[60] I heard the name pronounced in this way, but lower down it may be pronounced Bí-nuwé. However, I have to remark that Mr. Petermann changed the é into an í, from mere mistake; and I do not know whether the members of the Chádda expedition had sufficient authority for writing the name in this way. The word belongs to the Bátta language, where water is called “beé,” or “bé”; but in kindred dialects it is called “bí.” “Nuwé” means the mother; and the whole name means “mother of water.” The name, therefore, properly is of the feminine gender.
[61] “Tépe” is a Púllo or rather Fulfúlde word meaning “junction,” “confluence,” which by the Western Fúlbe would be called “fottérde máje.” In Háusa the name is “magángamú.”

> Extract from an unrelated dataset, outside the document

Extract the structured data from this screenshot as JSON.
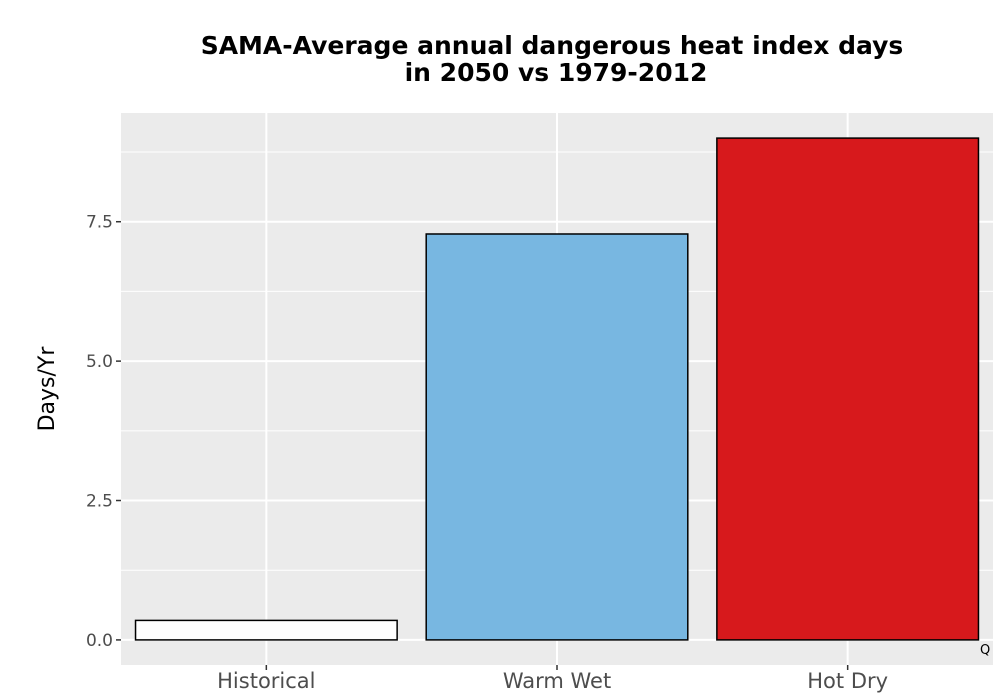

[62] That this river is anywhere really called Chádda, or even Tsádda, I doubt very much; and I am surprised that the members of the late expedition in the Pleiad do not say a word on this point. I think the name Chádda was a mere mistake of Lander’s, confirmed by Allen, owing to their fancying it an outlet of Lake Tsád.
[63] This immense rise of the river agrees perfectly with the experience of Messrs. Laird and Oldfield, who, from absolute measurement, found the difference in the level of the water at Idda in the course of the year nearly sixty feet. See their Journal, vol. ii., p. 276, and p. 420, note, “fifty-seven to sixty feet.”
[64] There was a very serious discrepancy amongst those gentlemen with regard to the fall of the river. Dr. Baikie states, in his Journal, which recently appeared, p. 230, that “the water first showed decided signs of falling about the 3rd of October, and by the 5th the decrease was very perceptible.” If, therefore, the river began to fall at Zhibu on the 3rd of October, the fall would commence at the Tépe, more than two hundred miles higher up along the windings of the river, at least three days before, if we take the current at three miles an hour. My statement, therefore, that the river begins decidedly to fall at the confluence at the very end of September, has been singularly confirmed. But that there is also some truth with regard to the long continuance of the highest level is evident from the conflicting observations of the party. (See Baikie’s Journal, p. 217.) Indeed the sailor-master insisted that the river had fallen long before; and all the people were puzzled about it. From all this I must conclude that my statement with regard to the river, instead of having been considerably modified by the expedition, has been confirmed by their experience in all its principal points. We shall see the same difficulty recur with regard to a maximum level preserved for forty days by the western river, although the time when it begins to fall is entirely different; and as to the latter river, not only I, but the natives also were mistaken with respect to its presumed time of falling. The same is the case with the (river) Shári, and is natural enough, considering the extensive inundations with which the rise of these African rivers is attended. This state of the rivers in the tropical climes is so irregular, that Leo Africanus has made quite the same observation. (L. i. c. 28, “Descrizione dell’ Africa.”)
[65] I leave this passage as it stood in my journal, although it describes a state of things which now, in 1857, belongs to the past. This stronghold also has at length been taken by the intruders, and the seat of happiness and independence converted into a region of desolation. In 1853, two years after my journey to Ádamáwa, Mohammed Láwl left his residence with a great host, having sworn not to return before he had reduced Bágelé. After a siege of almost two months, with the assistance of a few muskets, he succeeded in conquering the mountaineers, and reducing them to slavery. The chief of the pagans of the Bágelé, who belong to the Bátta tribe, in the height of his power exercised paramount authority over the neighbouring tribes, and is said to have even had the “jus primæ noctis.”
[66] Ribágo, sometimes contracted to the form Ribáwo, means “a governor’s country-seat.”
[67] With regard to the Fúlbe, the prayers of dhohor (“zúhura,” or “sallifánna”) may rightly be called midday prayers, as they are accustomed to pray as soon as the zawál has been observed. But in general it would be wrong to call dhohor noon, as is very often done; for none of the other Mohammedans in this part of the world will say his dhohor prayer before two o’clock P.M. at the very earliest, and generally not before three o’clock.
[68] Adamáwa is certainly not quite identical with Fúmbiná, as it denotes only those regions of the latter which have been conquered by the Fúlbe, while many parts are as yet unsubdued.
[69] With regard to salt, I will observe that the greater part of it is brought from Búmánda, on the Bénuwé, near Hamárruwa, where it seems to be obtained from the soil in the same way as I shall describe the salt-boiling in Fóga, although in Búmánda there is no valley-formation, and Mr. Vogel, who lately visited this place, may be right in stating that the salt is merely obtained from ashes by burning the grass which grows in that locality.